But after further contemplation, hearing this unfounded critique ultimately led me to a much deeper and meaningful appreciation for our respected Chazal and for the נס of Chanukah which we celebrate.
We find in Parshat Beha’alotcha, in reference to the lighting of the Menorah in the Mikdash: “Hashem spoke to Moshe, saying, ‘Speak to Aharon and say to him: When you kindle the lamps, towards the face of the Menorah shall the seven lamps cast light’” (Bamidbar 8:1-2). The task of lighting the Menorah in the Mikdash was entrusted to Aharon HaKohen.
The preceding parsha, Parshat Naso, featured the inaugural offerings of the נשיאים, where each tribe was represented. The juxtaposition of these parshiot raises a question: The portion featuring the Menorah and its directives appeared earlier in the Torah, prior to the parsha of the Nesiim. Thus we would have expected the chapter on preparations for the Menorah to occur earlier as well. Why is it here instead?
The Be’er Basadeh (a commentary on Rashi) tells us that the placement of these parshiot one after the other shows that there must be a direct connection between the lighting of the Menorah and the offerings of the Nesiim. Therefore, Rashi quotes the Midrash Tanchuma: Why was the passage dealing with the Menorah placed next to the passage of the Nesiim? Because Aharon saw the inauguration, and he felt badly, for neither he nor his tribe was represented among them. G-d, seeing Aharon’s sadness tries to comfort him:
“I swear by your life, your portion is greater than theirs, for you kindle and prepare the lamps.”
The Ramban asks a very strong question: Why is Aharon only comforted now – by the Mitzvah of the Menorah? Why wasn’t he comforted with the Ketoret, a service done everyday – morning and night? Why isn’t he comforted by the entire Yom Kippur service – the holiest of the year! Only he was privy to entering the Holy of Holies, something the other tribes were not allowed to do. In light of these questions, the Ramban (quoting Rabbeinu Nissim Gaon) says that the mitzvah of Menorah is not only that of the Menorah in the Mikdash, but it is also referring to the miracle of Chanukah, and the mitzvah of נרות חנוכה, which would last forever. That is Aharon’s everlasting comfort.
Chanukah is not a new invention. It’s manifestation was preplanned thousands of years before. And its performance would continue long after, under any and all circumstances. Whether it would be the Jew kindling flames in the concentration camps under intense fear of being caught, or myself – blessed with the opportunity to light in ירושלים. These candles serve as a comfort to the Jewish People, just as it did for Aharon so many millennia ago.
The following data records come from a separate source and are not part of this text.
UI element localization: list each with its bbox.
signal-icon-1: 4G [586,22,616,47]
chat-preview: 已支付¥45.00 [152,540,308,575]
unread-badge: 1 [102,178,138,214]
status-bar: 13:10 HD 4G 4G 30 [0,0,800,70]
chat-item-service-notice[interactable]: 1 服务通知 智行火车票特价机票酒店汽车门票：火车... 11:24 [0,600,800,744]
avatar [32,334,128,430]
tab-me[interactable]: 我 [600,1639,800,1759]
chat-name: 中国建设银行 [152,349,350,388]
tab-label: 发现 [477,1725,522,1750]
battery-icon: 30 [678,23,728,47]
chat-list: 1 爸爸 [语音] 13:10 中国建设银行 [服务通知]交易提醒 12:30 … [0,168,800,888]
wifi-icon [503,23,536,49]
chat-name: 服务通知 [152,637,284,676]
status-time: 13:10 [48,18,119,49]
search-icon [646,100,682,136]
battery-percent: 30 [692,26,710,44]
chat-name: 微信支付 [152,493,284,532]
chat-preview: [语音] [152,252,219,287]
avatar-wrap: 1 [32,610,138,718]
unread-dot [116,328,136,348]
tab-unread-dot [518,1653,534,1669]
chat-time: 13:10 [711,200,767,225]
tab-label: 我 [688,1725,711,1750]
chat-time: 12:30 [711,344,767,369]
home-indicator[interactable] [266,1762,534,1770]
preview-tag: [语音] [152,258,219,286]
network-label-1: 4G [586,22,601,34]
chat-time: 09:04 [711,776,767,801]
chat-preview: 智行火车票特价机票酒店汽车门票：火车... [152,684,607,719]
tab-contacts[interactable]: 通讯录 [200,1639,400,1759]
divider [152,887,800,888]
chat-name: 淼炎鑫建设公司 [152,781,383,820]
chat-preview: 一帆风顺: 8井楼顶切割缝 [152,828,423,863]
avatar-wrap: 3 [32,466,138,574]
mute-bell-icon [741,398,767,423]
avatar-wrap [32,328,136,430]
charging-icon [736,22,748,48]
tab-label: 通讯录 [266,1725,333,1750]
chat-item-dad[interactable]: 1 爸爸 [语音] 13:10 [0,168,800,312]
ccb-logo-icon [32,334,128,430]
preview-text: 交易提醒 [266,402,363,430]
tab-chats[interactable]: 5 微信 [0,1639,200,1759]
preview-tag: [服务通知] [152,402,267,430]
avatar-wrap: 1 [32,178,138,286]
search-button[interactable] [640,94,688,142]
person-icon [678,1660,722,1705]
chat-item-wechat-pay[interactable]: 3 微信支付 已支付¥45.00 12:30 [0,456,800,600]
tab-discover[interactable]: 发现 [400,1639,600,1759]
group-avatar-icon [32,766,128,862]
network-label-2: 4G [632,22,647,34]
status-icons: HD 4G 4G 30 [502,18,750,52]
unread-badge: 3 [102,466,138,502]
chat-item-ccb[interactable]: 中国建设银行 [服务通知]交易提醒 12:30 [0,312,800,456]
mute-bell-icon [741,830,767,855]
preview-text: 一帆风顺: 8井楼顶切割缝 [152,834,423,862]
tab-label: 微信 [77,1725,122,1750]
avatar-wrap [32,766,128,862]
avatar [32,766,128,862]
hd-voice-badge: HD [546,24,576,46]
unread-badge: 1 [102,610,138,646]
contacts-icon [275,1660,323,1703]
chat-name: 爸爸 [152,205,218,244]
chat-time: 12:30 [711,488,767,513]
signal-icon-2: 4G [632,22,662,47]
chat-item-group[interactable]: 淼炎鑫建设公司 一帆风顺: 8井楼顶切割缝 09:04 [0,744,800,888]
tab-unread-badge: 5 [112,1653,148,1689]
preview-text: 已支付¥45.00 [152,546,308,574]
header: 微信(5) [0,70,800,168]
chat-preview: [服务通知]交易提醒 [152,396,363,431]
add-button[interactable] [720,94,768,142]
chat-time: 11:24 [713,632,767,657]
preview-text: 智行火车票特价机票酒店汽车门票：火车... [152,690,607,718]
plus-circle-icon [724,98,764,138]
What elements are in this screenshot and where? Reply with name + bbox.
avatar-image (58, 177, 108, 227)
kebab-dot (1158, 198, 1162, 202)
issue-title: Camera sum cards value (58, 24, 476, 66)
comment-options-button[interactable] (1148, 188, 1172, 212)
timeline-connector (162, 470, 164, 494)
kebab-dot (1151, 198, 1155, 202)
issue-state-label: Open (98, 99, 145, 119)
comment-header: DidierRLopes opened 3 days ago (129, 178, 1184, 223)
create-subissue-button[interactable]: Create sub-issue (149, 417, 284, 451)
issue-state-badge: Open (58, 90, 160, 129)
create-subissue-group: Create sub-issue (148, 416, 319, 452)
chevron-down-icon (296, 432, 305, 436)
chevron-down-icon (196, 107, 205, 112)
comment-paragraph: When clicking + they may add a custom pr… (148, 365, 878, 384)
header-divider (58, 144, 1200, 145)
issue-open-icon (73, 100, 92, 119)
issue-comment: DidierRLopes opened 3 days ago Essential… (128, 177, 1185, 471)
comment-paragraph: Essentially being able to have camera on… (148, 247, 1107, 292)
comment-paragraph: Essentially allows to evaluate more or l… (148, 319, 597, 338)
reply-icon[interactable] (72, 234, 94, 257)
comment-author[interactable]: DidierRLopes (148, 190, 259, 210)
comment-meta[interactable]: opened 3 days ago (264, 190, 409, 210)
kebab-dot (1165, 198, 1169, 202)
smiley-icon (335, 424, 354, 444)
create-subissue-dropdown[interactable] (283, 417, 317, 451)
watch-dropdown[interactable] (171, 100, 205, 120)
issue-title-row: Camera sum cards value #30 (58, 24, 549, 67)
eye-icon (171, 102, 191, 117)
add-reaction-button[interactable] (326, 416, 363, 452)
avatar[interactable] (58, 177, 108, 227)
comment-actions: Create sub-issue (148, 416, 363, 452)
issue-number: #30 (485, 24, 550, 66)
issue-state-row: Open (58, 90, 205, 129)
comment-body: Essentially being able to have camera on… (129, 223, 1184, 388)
Our Chazal, in the tradition handed down to us, give us the lense with which we perceive and approach our Holidays. To even begin to compare and contrast Chanukah’s characteristics with the more modern-day, man-made holidays is to cheapen it beyond belief. This holiday, rooted in an idea from Hakadosh Baruch Hu himself, was enacted by Chazal. They help us to truly understand our history and imbue our daily lives with the lessons we have learned. This holiday, far from being less significant, is an opportunity for us to appreciate the legacy which we carry, and the wisdom from whom we have received it. A whole body of tradition that goes all the way back to Har Sinai – something no other holiday or other religion can ever claim.